One other nice trick of note is using a filter to loop round in an iterative macro terminating when a specific number of iterations has been met. When true the records are looped, when false the records are returned:
[Engine.IterationNumber]<200
For part 2, the Browse tool, it's interactive charting, and some thought made it clear that the solution was not to run for a long time but to look at the results and make a prediction.
Day 13 - Mine Cart Madness
Runtime: 4m09, 43 tools and an iterative macro
When I first read this question I completely misunderstood it and came up with a nice approach for a completely different question! After a bit of re-reading understood my mistake.

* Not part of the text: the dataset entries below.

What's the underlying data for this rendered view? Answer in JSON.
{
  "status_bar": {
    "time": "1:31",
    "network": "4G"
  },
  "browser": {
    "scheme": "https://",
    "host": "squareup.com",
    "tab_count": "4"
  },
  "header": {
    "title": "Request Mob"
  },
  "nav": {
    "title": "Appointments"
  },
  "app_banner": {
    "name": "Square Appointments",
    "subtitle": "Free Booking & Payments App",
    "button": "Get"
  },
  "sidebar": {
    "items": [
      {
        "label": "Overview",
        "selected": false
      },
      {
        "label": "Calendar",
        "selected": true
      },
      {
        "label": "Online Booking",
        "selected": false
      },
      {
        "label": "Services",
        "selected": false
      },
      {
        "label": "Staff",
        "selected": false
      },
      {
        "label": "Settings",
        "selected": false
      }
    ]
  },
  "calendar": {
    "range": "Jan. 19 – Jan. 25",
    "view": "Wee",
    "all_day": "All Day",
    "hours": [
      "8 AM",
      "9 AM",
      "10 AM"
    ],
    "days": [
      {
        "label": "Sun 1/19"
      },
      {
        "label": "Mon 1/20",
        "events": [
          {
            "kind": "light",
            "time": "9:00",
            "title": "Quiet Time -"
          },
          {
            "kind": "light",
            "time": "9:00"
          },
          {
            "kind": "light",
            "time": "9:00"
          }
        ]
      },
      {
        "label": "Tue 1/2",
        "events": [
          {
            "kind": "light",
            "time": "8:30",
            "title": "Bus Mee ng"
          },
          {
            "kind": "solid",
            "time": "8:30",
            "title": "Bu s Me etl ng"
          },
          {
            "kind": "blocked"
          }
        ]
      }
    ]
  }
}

I first took the approach of reading the data into a map and into positions of the carts. After this, the iterative macro is not too hard to implement. This macro just moves each cart and doesn't worry about impacts. The parent workflow then checks for impact on the movement of each cart.
For part 2, I ended up running 20,000 iterations. Again this took a lot longer than I would have liked but by far the simplest solution for this puzzle.
Day 14 - Chocolate Charts
Again this involves building a list of values and continually adding values and reading values from the list. I did succeed in implementing Part 1 without using any non-core feature just using an iterative macro. Part 2 needed the Abacus VarList functionality again. It required running 32,000,000 tests in my case to find the final result. This wasn't practical with the iterative macro approach.
Day 16 - Chronal Classification
Runtime: 2.3s, 42 tools and iterative macro
This was a lot of fun to build. For part 1, I kept it simple and built each expression as its own formula tool. It was a fun challenge and produced a nice looking workflow.
For part 2, I again used a hierarchy walker style iterative macro to identify each number with its command. Then a long switch statement to actually perform the calculation. I did think it would be a lot of fun to build a dynamic formula and then run it dynamically but that seemed overkill. In terms of holding the state of the registers, this time I chose to use a delimited string list and then used a regular expression to read and write the values. Creating the expression was a little fiddly and I ended up using VS Code to help me write the actual formula.
Day 18 - Settlers of The North Pole
Runtime: 2.3s, 33 tools and iterative macro
Again build an XY grid again. The iterative macro performs the state changes as described in the question, with again a termination process based on the number of iterations. I chose to run it 600 times printing out the state on each line. Part 1 came out easily enough.
As with day 12 part 2, part 2 needed a look at the results in a Browse window and then to make a prediction. Unlike day 12 I did end up encoding that into the workflow.
Well, I hope this gives some insight into the processes I used to work through the Advent of Code. It was a lot of fun trying to see what was or wasn't possible within Alteryx. I'd like to work towards the dream goal of 50 stars but most of the remaining challenges will take significant investments of time.
Hope to see you Alteryx-ing the 2019 Advent of Code.